Wednesday, October 16, 2013

Tausyiah ‘’Jurnalisme Bid'ah’’


Jurnalisme, jurnalistik, dan jurnalis bergulir menjadi diskusi yang belum usai di beberapa kalangan, khususnya pewarta di BMR, sejak blog mengedepankan isu Radar Bolmong dan induknya, Grup MP. Penulis tamu, Chendry Mokoginta, yang sebelumnya sudah turut memeriahkan lalu lintas ide terkait isu itu, kembali menulis untuk pembaca.

Oleh Chendry Mokoginta

DI PENGUJUNG 2012 lalu, saya pernah menghadiri sebuah kajian yang membahas tentang perkara syariat yang dicontohkan Nabi Muhammad SAW oleh guru kami (sebutan afdolnya adalah Ustadz dan ‘’kami’’ karena yang hadir di majelis kala itu tidak saya sendiri), Abu Qotadah. Di hadapan majelis Ustadz membawa muqadimah dengan menyebutkan sebuah hadist yang dalam bahasa Indonesia kurang lebih seperti ini: ‘’Setiap bid'ah itu sesat dan setiap kesesatan (alamatnya) di neraka.’’

Syaikh Shalih bin Fauzan bin Abdullah Al-Fauzan menulis: ‘’Bid'ah  menurut bahasa diambil dari kata bida’, yakni mengadakan sesuatu tanpa ada contoh.’’ Saya sendiri cenderung mengartikan kata bid'ah sebagai modifikasi  syariat, jauh meninggalkan standar yang dijabarkan dalam tuntunan kitab suci serta panduan turunannya (hadist serta ijma ulama).

Penjelasan singkat perihal bid'ah saya sudahi saja. Terlalu sensitif rasanya saya mengusik perkara syariat meski dengan modal referensi kuat. Toh, kebanyakan orang juga tahu saya bukanlah seorang ustadz yang sering nongol di televisi dan biasanya menjadi idola pemirsa.

Halnya pengutipan firman sebagaimana BC yang beredar yang disebut-sebut hasil ketikan Korlip MP, Idham Malewa, bukanlah masalah serius. Ini justru cara bijak memberi peringatan kepada saudara sendiri yang berlaku salah, entah akibat lupa atau kesengajaan. Cara ini pasti diimpikan teraplikasi dalam bentuk yang lebih kompleks. BC Idham inilah yang kemudian menjadi inspirasi Bang Tamsi melahirkan tulisannya (yang tak pernah melepas ciri khasnya:  kritis, mudah dipahami dan kental dengan loleke. Saya menyebutnya sebagai ahli loleke) dengan judul Grup MP: Begitu Induk, Demikian Anak (1) dan (2)).

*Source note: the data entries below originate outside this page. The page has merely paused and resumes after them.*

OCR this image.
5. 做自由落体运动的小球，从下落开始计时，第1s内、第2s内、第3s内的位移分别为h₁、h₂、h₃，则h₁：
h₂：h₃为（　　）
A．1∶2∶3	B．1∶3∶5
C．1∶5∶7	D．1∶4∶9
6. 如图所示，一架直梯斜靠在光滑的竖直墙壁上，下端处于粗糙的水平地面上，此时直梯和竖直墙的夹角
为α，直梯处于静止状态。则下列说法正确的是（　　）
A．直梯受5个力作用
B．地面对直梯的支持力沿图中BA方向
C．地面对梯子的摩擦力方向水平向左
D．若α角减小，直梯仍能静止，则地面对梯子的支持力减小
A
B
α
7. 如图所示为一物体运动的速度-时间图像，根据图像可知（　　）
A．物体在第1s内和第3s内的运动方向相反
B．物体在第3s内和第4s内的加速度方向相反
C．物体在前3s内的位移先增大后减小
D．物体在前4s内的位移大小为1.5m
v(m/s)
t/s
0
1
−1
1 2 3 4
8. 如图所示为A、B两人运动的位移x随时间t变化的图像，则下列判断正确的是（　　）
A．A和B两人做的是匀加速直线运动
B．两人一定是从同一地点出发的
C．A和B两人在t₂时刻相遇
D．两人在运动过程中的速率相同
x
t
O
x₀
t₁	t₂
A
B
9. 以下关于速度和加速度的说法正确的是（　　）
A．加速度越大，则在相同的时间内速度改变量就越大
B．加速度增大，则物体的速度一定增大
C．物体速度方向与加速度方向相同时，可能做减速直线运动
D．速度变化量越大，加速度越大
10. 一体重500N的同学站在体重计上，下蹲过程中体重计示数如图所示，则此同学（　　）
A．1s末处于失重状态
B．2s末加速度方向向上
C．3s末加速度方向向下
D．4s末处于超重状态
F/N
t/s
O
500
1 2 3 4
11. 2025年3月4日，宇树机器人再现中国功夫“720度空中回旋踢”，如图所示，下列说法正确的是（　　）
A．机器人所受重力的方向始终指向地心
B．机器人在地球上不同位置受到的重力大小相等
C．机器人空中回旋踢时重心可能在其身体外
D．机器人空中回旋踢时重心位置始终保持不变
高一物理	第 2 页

Damai rasanya jika dalam tiap dialog ada kata-kata mulia yang didengungkan. Tidak dengan meneriakkan kata-kata kasar, rasis, tidak etis, merusak tatanan, serta berpotensi mengantar pengucapnya ke penjara. Saya membayangkan jika ada pemimpin memberi teguran kepada anak buahnya dengan cara yang halus namun tetap diperhatikan. Contoh kasus: disaat seorang pewarta sedang  kesulitan menyetor biaya advertorial yang belum terbayar lantas diberi teguran dengan mengutip semisal firman berikut: ‘’Allah menghalalkan jual beli dan mengharamkan riba'.’’

Tanpa penjelasan terperinci lagi, saya sudah memahami jika tak perlu mencari rentenir untuk menutupi setoran advertorial yang belum dibayarkan pengorder. Bukankah Pemberi pinjaman dan peminjam sama-sama terkena peringatan tersebut: riba'.

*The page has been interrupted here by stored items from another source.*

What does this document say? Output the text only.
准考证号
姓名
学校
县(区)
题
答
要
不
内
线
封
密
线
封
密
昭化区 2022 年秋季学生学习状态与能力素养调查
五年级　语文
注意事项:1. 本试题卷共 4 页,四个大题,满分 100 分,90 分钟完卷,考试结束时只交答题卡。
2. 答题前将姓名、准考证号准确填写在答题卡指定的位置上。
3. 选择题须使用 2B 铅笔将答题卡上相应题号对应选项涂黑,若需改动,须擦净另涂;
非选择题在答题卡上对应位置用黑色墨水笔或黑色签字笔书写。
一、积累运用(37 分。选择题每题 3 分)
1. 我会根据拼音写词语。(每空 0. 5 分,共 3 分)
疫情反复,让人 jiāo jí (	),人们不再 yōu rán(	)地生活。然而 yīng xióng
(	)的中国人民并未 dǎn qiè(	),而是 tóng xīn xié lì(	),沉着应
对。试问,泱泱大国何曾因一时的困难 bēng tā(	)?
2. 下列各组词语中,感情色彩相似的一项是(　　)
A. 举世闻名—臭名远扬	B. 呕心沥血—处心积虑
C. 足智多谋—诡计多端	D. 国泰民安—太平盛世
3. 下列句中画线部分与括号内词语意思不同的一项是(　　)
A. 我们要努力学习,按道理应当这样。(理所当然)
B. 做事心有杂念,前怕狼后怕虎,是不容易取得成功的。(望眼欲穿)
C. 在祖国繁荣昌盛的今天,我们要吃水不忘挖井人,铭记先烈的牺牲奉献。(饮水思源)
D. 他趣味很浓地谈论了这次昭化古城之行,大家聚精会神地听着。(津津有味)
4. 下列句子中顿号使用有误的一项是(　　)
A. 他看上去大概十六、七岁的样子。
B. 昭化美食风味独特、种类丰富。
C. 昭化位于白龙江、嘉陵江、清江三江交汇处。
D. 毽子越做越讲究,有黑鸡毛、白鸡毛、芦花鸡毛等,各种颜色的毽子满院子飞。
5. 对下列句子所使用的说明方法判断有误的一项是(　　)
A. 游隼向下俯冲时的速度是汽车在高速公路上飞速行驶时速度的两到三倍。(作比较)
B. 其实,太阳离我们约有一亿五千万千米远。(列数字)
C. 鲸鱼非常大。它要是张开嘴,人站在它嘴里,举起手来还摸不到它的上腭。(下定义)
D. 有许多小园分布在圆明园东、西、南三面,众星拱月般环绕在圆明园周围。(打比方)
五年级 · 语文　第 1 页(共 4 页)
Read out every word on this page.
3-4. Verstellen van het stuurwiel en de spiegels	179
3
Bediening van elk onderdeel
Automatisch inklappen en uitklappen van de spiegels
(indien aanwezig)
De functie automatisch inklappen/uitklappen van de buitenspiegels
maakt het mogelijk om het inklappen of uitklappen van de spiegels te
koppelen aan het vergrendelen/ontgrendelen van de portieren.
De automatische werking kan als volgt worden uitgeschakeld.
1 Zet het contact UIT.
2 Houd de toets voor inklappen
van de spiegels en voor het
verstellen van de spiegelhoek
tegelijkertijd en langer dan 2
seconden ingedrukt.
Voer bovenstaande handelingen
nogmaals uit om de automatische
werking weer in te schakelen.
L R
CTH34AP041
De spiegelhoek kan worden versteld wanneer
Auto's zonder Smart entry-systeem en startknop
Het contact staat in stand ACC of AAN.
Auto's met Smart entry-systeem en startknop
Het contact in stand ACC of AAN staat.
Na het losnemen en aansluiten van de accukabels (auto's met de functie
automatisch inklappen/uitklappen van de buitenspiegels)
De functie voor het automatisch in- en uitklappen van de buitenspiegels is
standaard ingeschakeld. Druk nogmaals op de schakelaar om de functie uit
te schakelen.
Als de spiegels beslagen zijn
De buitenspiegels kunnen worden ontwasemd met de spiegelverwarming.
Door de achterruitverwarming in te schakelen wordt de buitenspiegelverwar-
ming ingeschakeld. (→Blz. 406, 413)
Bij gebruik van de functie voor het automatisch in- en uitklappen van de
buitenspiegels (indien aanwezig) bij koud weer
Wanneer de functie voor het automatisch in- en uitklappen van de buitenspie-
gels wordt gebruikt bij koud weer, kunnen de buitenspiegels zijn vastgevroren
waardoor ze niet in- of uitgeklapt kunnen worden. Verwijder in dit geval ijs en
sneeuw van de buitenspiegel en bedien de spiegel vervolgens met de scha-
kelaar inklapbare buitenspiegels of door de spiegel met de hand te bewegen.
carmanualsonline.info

Bentuk komunikasi semacam itu yang perlahan hilang dan jauh. Tekanan pekerjaan merubah situasi menjadi ekstreem dan mengabaikan nilai-nilai luhur yang sebenarnya efektif diterapkan. Contoh lainnya, saat mendelegasikan seseorang untuk memimpin divisi tertentu di sebuah perusahan lantas menuruti  kalimat berikut: ‘’Setiap perkara yang diserahkan kepada yang bukan ahlinya hasilnya adalah kehancuran.’’

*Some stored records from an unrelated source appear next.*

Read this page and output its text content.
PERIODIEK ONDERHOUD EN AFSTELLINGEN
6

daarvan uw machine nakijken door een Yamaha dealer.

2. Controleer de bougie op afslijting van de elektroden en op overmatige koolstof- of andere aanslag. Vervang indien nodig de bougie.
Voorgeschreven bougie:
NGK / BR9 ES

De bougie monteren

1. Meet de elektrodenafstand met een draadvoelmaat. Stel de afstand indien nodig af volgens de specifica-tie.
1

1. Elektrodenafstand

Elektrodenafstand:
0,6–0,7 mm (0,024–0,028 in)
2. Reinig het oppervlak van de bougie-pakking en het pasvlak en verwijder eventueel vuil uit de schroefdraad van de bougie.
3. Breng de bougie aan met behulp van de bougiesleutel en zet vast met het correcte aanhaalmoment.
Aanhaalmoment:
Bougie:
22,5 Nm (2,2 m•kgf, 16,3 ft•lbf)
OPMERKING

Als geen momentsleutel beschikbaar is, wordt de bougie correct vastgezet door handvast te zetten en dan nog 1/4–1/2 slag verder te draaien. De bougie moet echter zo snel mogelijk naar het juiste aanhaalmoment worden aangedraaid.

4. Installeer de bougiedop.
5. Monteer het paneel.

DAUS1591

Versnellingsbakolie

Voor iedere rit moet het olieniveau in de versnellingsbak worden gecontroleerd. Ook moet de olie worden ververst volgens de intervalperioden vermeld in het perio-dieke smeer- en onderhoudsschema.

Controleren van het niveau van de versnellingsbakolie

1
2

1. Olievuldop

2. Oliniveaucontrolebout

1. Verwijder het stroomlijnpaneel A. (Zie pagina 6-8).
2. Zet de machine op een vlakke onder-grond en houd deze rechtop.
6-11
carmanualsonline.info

Halnya agama yang memiliki tuntunan, maka jurnalis punya kitab sucinya sendiri (Ahmad Alheid telah menyentilnya lebih dulu):  UU No 40/1999 Tentang Pers dan KEJ sebagai sandaran syariat. Lebih dari itu, ada pula aturan khusus perusahan penerbitan yang mengikat pewartanya. Kita katakan saja aturan ini sebagai ‘’ijma'’’. Selama jurnalis menjadikan tuntunan tersebut sebagai ruh profesinya, inilah ‘’jurnalisme sunnah’’. Lantas yang bid'ah? Tak perlu mengerutkan dahi mencari jawabnya.  Mudah saja, yaitu yang mengangkangi UU Pers dan KEJ. Bentuknya bisa berupa  pemberlakuan sistem kerja yang benar-benar melenceng dari fungsi pers sebagaimana amanat UU tadi.

Aplikasi UU Pers serta KEJ, sudah dipapar panjang kali lebar oleh pemilik blog ini, Bang Tamsi. Pun (dugaan) adanya perusahan yang menabrak aturan tersebut atau memang bid'ah menjalankan syariat pers, telah  diumbar "ahlul silat" di tulisan-tulisannya sebelumnya.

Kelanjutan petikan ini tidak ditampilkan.